Of course we may permit the function "binary_to_frame" as a shortcut,
but, like list_to_atom and the infamous eval, we lose the ability to
typecheck the result (unless we decorate with assertions, which
fortunately Erlang provides for), and we open up security holes.

> Yea I'm wrong here, for some reason, I thought JSON keys could be integers
> as well.

IIRC Javascript object keys can be (this is how arrays work), perhaps
this is what you were recalling?

>> The problem you describe is one of data interface.  Assume for a
>> moment that the network does not exist, and all JSON data lives purely
>> within Erlang.  JSON data may then happily be represented as a
>> heterogeneous static structure (e.g. a frame) rather than a
>> homogeneous dynamic one (e.g. a keylist).
>
> A better example would be the interface between Erlang and Ruby.
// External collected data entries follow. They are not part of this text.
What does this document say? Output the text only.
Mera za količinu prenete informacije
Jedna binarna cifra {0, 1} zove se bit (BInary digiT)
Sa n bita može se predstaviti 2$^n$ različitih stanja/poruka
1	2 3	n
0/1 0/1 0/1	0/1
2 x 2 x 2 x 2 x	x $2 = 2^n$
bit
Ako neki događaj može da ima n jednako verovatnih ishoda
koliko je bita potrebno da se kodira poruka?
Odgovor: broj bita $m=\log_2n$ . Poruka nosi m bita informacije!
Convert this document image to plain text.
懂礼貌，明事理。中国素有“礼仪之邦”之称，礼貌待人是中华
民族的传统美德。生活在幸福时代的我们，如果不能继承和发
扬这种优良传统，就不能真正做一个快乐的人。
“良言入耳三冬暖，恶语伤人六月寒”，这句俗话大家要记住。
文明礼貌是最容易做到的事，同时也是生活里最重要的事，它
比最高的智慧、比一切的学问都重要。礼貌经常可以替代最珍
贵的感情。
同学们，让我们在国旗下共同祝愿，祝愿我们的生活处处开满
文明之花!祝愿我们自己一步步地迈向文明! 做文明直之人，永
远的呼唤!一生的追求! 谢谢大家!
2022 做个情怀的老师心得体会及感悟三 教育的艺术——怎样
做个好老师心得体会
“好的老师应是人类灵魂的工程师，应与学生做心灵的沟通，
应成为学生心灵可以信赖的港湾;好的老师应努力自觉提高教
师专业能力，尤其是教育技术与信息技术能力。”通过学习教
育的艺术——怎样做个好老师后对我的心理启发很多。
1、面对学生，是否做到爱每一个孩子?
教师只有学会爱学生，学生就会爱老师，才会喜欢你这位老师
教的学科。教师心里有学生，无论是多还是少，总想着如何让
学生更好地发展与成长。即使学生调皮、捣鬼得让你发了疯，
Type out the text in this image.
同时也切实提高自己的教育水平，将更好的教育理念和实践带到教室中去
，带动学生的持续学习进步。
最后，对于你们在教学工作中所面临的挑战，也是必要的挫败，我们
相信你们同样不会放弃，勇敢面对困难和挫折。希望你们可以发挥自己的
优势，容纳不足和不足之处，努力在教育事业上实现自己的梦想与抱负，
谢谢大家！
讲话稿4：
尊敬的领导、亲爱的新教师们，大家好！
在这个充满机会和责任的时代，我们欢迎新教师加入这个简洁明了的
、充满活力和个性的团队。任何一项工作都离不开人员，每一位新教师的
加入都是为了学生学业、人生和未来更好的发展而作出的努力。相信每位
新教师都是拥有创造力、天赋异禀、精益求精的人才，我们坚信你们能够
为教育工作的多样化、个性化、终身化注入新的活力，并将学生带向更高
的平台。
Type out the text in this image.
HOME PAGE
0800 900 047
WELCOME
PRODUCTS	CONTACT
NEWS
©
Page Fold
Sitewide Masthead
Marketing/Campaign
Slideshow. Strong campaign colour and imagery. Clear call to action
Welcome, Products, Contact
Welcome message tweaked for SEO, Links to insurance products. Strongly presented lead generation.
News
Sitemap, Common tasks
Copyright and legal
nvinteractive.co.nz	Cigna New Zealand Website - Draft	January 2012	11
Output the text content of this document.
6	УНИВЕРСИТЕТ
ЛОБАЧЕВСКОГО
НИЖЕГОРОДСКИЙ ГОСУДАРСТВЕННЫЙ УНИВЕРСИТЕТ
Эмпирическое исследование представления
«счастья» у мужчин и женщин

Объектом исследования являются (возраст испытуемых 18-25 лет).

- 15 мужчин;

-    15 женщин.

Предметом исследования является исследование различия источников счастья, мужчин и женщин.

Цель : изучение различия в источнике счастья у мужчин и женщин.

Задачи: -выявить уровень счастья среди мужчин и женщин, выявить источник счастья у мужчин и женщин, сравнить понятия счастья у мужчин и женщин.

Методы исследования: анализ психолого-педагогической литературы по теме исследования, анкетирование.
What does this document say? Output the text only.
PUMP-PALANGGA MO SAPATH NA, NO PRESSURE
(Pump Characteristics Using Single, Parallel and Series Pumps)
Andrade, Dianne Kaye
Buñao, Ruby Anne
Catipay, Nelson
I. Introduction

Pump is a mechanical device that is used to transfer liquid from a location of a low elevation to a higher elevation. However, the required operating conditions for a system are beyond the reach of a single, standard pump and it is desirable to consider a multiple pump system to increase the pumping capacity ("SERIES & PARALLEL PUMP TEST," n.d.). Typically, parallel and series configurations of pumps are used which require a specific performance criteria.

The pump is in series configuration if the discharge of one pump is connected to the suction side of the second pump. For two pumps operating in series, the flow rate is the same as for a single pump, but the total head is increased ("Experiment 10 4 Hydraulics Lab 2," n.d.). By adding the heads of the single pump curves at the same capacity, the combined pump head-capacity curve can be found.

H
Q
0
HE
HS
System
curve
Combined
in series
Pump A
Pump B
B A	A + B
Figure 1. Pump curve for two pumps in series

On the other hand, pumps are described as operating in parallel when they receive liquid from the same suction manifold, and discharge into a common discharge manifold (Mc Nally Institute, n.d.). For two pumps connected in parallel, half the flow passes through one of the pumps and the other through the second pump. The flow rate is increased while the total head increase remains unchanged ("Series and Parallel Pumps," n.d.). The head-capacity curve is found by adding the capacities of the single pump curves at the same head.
Ruby hashes
> are heterogeneous and dynamic and allow for integer, atom, or string keys.
> If I want full interoperability between them, I will need to use a
> heterogeneous structure.

In more strict statically typed languages (e.g. the ML family), this
issue is resolved by tagged unions -- the type of a Ruby key could be
"{int, integer()} | {atom, atom()} | {str, string()}".  This preserves
type-ability at the cost of (admittedly annoying) extra keystrokes.

Erlang, being dynamically typed, maintains an implicit tag for each
type, the full union of which is denoted "any()"; hence the above use
case may be supported by claiming that the Ruby dict() maps type any()
to type any().

Obviously this only works for maps, not frames -- the reason I argue
*for* frames (not against maps! I don't care if there's both!) is
precisely because I *don't* want to be able to do this: I want my
frames to have static structure, and I want the compiler (or Dialyzer)
to kick me in the pants if they don't!